Tissa David 1921-2012

Very sad news today: New York animation legend Tissa David passed away last night at age 91. Michael Sporn broke the news on his blog and gives a recount of her career better than anyone one else could. Animator David Nethery wrote an appreciation of Tissa a few years ago on his website.

Tissa David was New York’s master animator for over five decades. Born in Transylvania, Tissa moved to Paris in 1950, where she worked for producers Jean Image and Paul Grimault. In 1955 she moved to New York where she worked as Grim Natwick’s assistant at UPA. Her work for John Hubley included commercials, shorts and features. Tissa may be best known to the public for developing and animating “Raggedy Ann” in Richard Williams’ 1977 feature Raggedy Ann and Andy. In 1978 she began a long stint animating for R. O. Blechman (including on Simple Gifts and A Soldier’s Tale).

Below, in tribute, is something we posted here a few years ago, a fuzzy video copy of one of Tissa’s pencil test from the “Candy Hearts and Paper Flowers” scene in Raggedy Ann and Andy.

For a lot more on Tissa David’s life, I urge you to visit Michael Sporn’s Splog and read John Canemaker’s piece in The Wall Street Journal.


  • http://www.portapuppets.does.it uncle wayne

    Raggedy is one of my favorite films….having JUST re-watched it a few weeks ago. Marvelous work. RIP Ms. T.!!

  • http://MrFun Floyd Norman

    We’ve lost a true animation legend.

  • http://totald.blogspot.com/ Darlie

    Brilliant, brilliant , genius.

    I hate what Raggedy Ann turned into but its parts were amazing. Hal Ambro’s Babette, Williams No Girls Toy, Charlie Downs Captain, Babbitts Camel, Emery Hawkins Greedy and most off all Tissa’s Raggedy Ann. The beauty of her drawings are undeniable. The artistry and craftsmanship forceful and clear. In a day when male animators would still openly say “women can’t animate” she was a fist in the face of misogyny. She could draw as easily as other people breath.

  • http://www.nickbruel.com Nick Bruel

    “Raggedy Ann and Andy” deserves so much more recognition than it’s received. (For one thing, releasing it on dvd should have happened a long time ago.) It’s a masterpiece by any standard, and much of its artistic success is clearly due to Ms.

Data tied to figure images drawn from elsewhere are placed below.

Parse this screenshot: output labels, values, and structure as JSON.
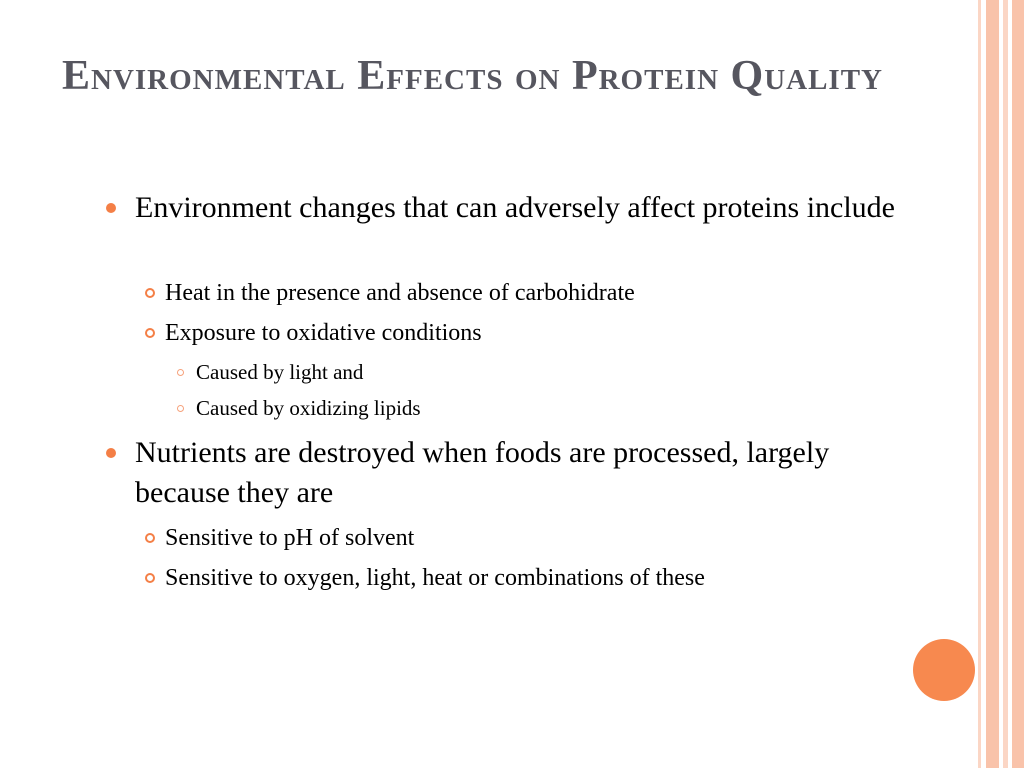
{
  "title": "Environmental Effects on Protein Quality",
  "items": [
    {
      "text": "Environment changes that can adversely affect proteins include",
      "children": [
        {
          "text": "Heat in the presence and absence of carbohidrate"
        },
        {
          "text": "Exposure to oxidative conditions",
          "children": [
            {
              "text": "Caused by light and"
            },
            {
              "text": "Caused by oxidizing lipids"
            }
          ]
        }
      ]
    },
    {
      "text": "Nutrients are destroyed when foods are processed, largely because they are",
      "children": [
        {
          "text": "Sensitive to pH of solvent"
        },
        {
          "text": "Sensitive to oxygen, light, heat or combinations of these"
        }
      ]
    }
  ]
}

David’s talents. RIP

  • eeteed

    this is news that i never wanted to hear.

    tissa david is one of my favorite animators, and one of the greatest animators ever.

    her work has meant so much to me … this is a terrible loss.

  • bob kurtz

    tissa was one of the great one’s. she will be missed.

  • http://kicreativestudio.blogspot.com Ki Innis

    Tissa David was an amazing animator. Loved her work even before I knew who she truly was. Truly an inspiration.

  • Jacob Zaborowski

    The medium’s loss is the angels’ gain.

    “Animation is…animation.”

    Rest in peace, Ms. David.

  • http://www.tomsito.com Tom Sito

    She was a great lady, and an inspiration to us all. I’m still repeating lessons Tissa taught me to my students. I hope Tissa is being welcomed by Grim and John Hubley into Animation Valhalla.

  • Daniel J. Drazen

    In John Canemaker’s book on “Raggedy Ann and Andy,” the chapter on Tissa David (whose work with the Hubleys also included the Doonesbury special) mentioned that one of Tissa’s trademarks was to have a character make direct eye contact with the onlooker, if only for a moment. Somehow, I always thought of that as a metaphor for animation: not to make characters simply move in a believable way but to have the characters make contact with the audience after a fashion and build a relationship on that. Nowadays it’s too easy to dismiss it as breaking the 4th wall, but when done well it enhances the art of personality animation.

    That’s a wrap.

    • http://www.michaelspornanimation.com/splog/ michael sporn

      I like to think Tissa’s trademark was more the use of touch within a scene. It was very important to her characters, and watching how it’s used in every one of her scenes becomes a delicate art form. There is always so much there within all of her characters who live and think and breathe. The longer her scenes, the better.

  • RODAN

    This was sad to read about…what a fantastic accomplished career! What a touching tribute here! Love reading everyones thoughts… We’re all in unison loving Tissa!

  • Yay_for_Kari

    A tragic loss to the animation community…I haven’t felt so low since we list Bill Littlejohn. Tissa was a superb artist – thank heavens she was willing to share her talents with us for so many years!

  • marysz

    I worked with Tissa on Raggedy Ann as well as on various commercial spots for the Ink Tank. She was a lovely, generous woman and extremely kind to me. Her animation was exquisite. She worked out of her apartment on 83rd street and I can’t walk on that part of the upper east side without thinking of her. I am so sad to learn about her death, but I am privileged to have worked with her and I’m glad so see that her wonderful talent acknowledged and appreciated here.